Tutti i buchi neri primordiali abbastanza piccoli da avere una carica di colore sarebbero evaporati a causa della radiazione di Hawking, ma potrebbero aver lasciato un biglietto da visita che gli scienziati possono cercare, hanno riferito Alonso-Monsalve e Kaiser a giugno su Physical Review Letters. Per fare solo un esempio, l’evaporazione dei buchi neri con carica di colore potrebbe aver influenzato i rapporti degli elementi leggeri idrogeno, elio e litio che si sono formati dal plasma dell’universo primordiale.
Se venissero scoperti chiari segni di buchi neri con carica di colore, indicherebbero l’esistenza di buchi neri primordiali più grandi senza carica di colore ancora in giro oggi. E sono i buchi neri primordiali di oggi che hanno il potenziale per risolvere la questione della materia oscura.

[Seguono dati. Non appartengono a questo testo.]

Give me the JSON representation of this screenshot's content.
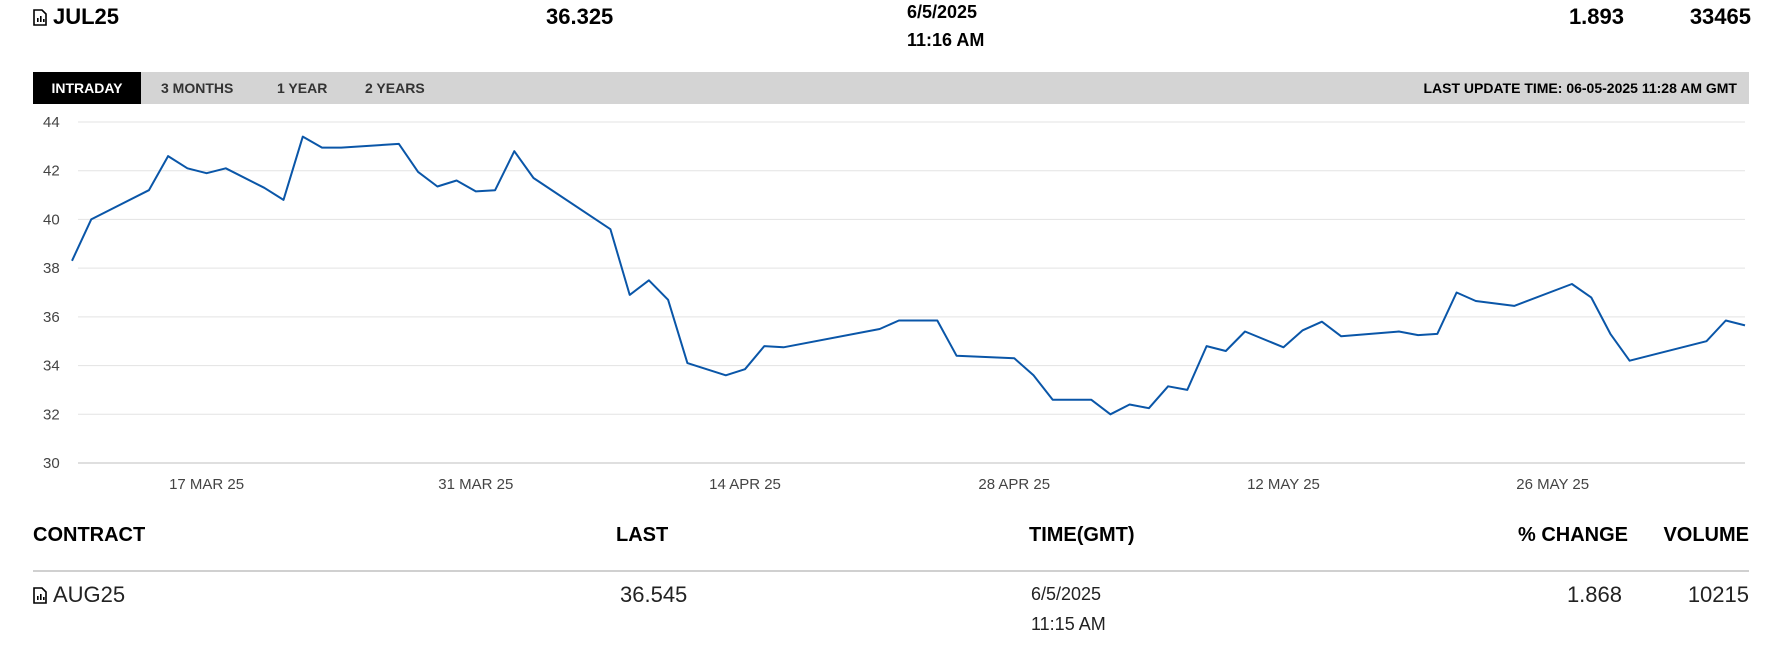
{
  "quote": {
    "contract": "JUL25",
    "last": "36.325",
    "date": "6/5/2025",
    "time": "11:16 AM",
    "pct_change": "1.893",
    "volume": "33465"
  },
  "tabs": [
    {
      "label": "INTRADAY",
      "active": true
    },
    {
      "label": "3 MONTHS",
      "active": false
    },
    {
      "label": "1 YEAR",
      "active": false
    },
    {
      "label": "2 YEARS",
      "active": false
    }
  ],
  "last_update": "LAST UPDATE TIME: 06-05-2025 11:28 AM GMT",
  "table": {
    "headers": {
      "contract": "CONTRACT",
      "last": "LAST",
      "time": "TIME(GMT)",
      "pct_change": "% CHANGE",
      "volume": "VOLUME"
    },
    "rows": [
      {
        "contract": "AUG25",
        "last": "36.545",
        "date": "6/5/2025",
        "time": "11:15 AM",
        "pct_change": "1.868",
        "volume": "10215"
      }
    ]
  },
  "colors": {
    "line": "#0a56a8",
    "grid": "#e3e3e3",
    "tab_bar": "#d4d4d4",
    "tab_active": "#000000"
  },
  "chart_data": {
    "type": "line",
    "title": "",
    "xlabel": "",
    "ylabel": "",
    "ylim": [
      30,
      44
    ],
    "yticks": [
      30,
      32,
      34,
      36,
      38,
      40,
      42,
      44
    ],
    "xlim": [
      "2025-03-10",
      "2025-06-05"
    ],
    "xticks": [
      {
        "label": "17 MAR 25",
        "date": "2025-03-17"
      },
      {
        "label": "31 MAR 25",
        "date": "2025-03-31"
      },
      {
        "label": "14 APR 25",
        "date": "2025-04-14"
      },
      {
        "label": "28 APR 25",
        "date": "2025-04-28"
      },
      {
        "label": "12 MAY 25",
        "date": "2025-05-12"
      },
      {
        "label": "26 MAY 25",
        "date": "2025-05-26"
      }
    ],
    "grid": true,
    "series": [
      {
        "x": [
          "2025-03-10",
          "2025-03-11",
          "2025-03-14",
          "2025-03-15",
          "2025-03-16",
          "2025-03-17",
          "2025-03-18",
          "2025-03-20",
          "2025-03-21",
          "2025-03-22",
          "2025-03-23",
          "2025-03-24",
          "2025-03-27",
          "2025-03-28",
          "2025-03-29",
          "2025-03-30",
          "2025-03-31",
          "2025-04-01",
          "2025-04-02",
          "2025-04-03",
          "2025-04-07",
          "2025-04-08",
          "2025-04-09",
          "2025-04-10",
          "2025-04-11",
          "2025-04-13",
          "2025-04-14",
          "2025-04-15",
          "2025-04-16",
          "2025-04-21",
          "2025-04-22",
          "2025-04-23",
          "2025-04-24",
          "2025-04-25",
          "2025-04-28",
          "2025-04-29",
          "2025-04-30",
          "2025-05-01",
          "2025-05-02",
          "2025-05-03",
          "2025-05-04",
          "2025-05-05",
          "2025-05-06",
          "2025-05-07",
          "2025-05-08",
          "2025-05-09",
          "2025-05-10",
          "2025-05-12",
          "2025-05-13",
          "2025-05-14",
          "2025-05-15",
          "2025-05-18",
          "2025-05-19",
          "2025-05-20",
          "2025-05-21",
          "2025-05-22",
          "2025-05-24",
          "2025-05-27",
          "2025-05-28",
          "2025-05-29",
          "2025-05-30",
          "2025-06-03",
          "2025-06-04",
          "2025-06-05"
        ],
        "y": [
          38.3,
          40.0,
          41.2,
          42.6,
          42.1,
          41.9,
          42.1,
          41.3,
          40.8,
          43.4,
          42.95,
          42.95,
          43.1,
          41.95,
          41.35,
          41.6,
          41.15,
          41.2,
          42.8,
          41.7,
          39.6,
          36.9,
          37.5,
          36.7,
          34.1,
          33.6,
          33.85,
          34.8,
          34.75,
          35.5,
          35.85,
          35.85,
          35.85,
          34.4,
          34.3,
          33.6,
          32.6,
          32.6,
          32.6,
          32.0,
          32.4,
          32.25,
          33.15,
          33.0,
          34.8,
          34.6,
          35.4,
          34.75,
          35.45,
          35.8,
          35.2,
          35.4,
          35.25,
          35.3,
          37.0,
          36.65,
          36.45,
          37.35,
          36.8,
          35.3,
          34.2,
          35.0,
          35.85,
          35.65
        ]
      }
    ]
  }
}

Breve storia dell’universo
Questa linea temporale mostra le tappe fondamentali della storia e dell’evoluzione dell’universo, a partire dal Big Bang circa 13,8 miliardi di anni fa. I buchi neri primordiali potrebbero essersi formati nelle prime frazioni di secondo dopo il Big Bang.
10−36 secondi: Gonfiaggio — Espansione rapida
1 microsecondo: Primi barioni — Si formano neutroni e protoni
<3 minuti: Primi nuclei — Si formano nuclei di idrogeno ed elio
380.000 anni: primi atomi – I nuclei guadagnano elettroni per formare atomi
>100 milioni di anni: Prime stelle — Gas e polvere si condensano in stelle
<300 milioni di anni: appaiono le galassie — Le galassie si formano nelle culle della materia oscura
13,8 miliardi di anni: Oggi — Gli esseri umani osservano l’universo
Le osservazioni del JWST suggeriscono che le galassie contenenti buchi neri supermassicci esistevano almeno fino a 470 milioni di anni dopo il Big Bang.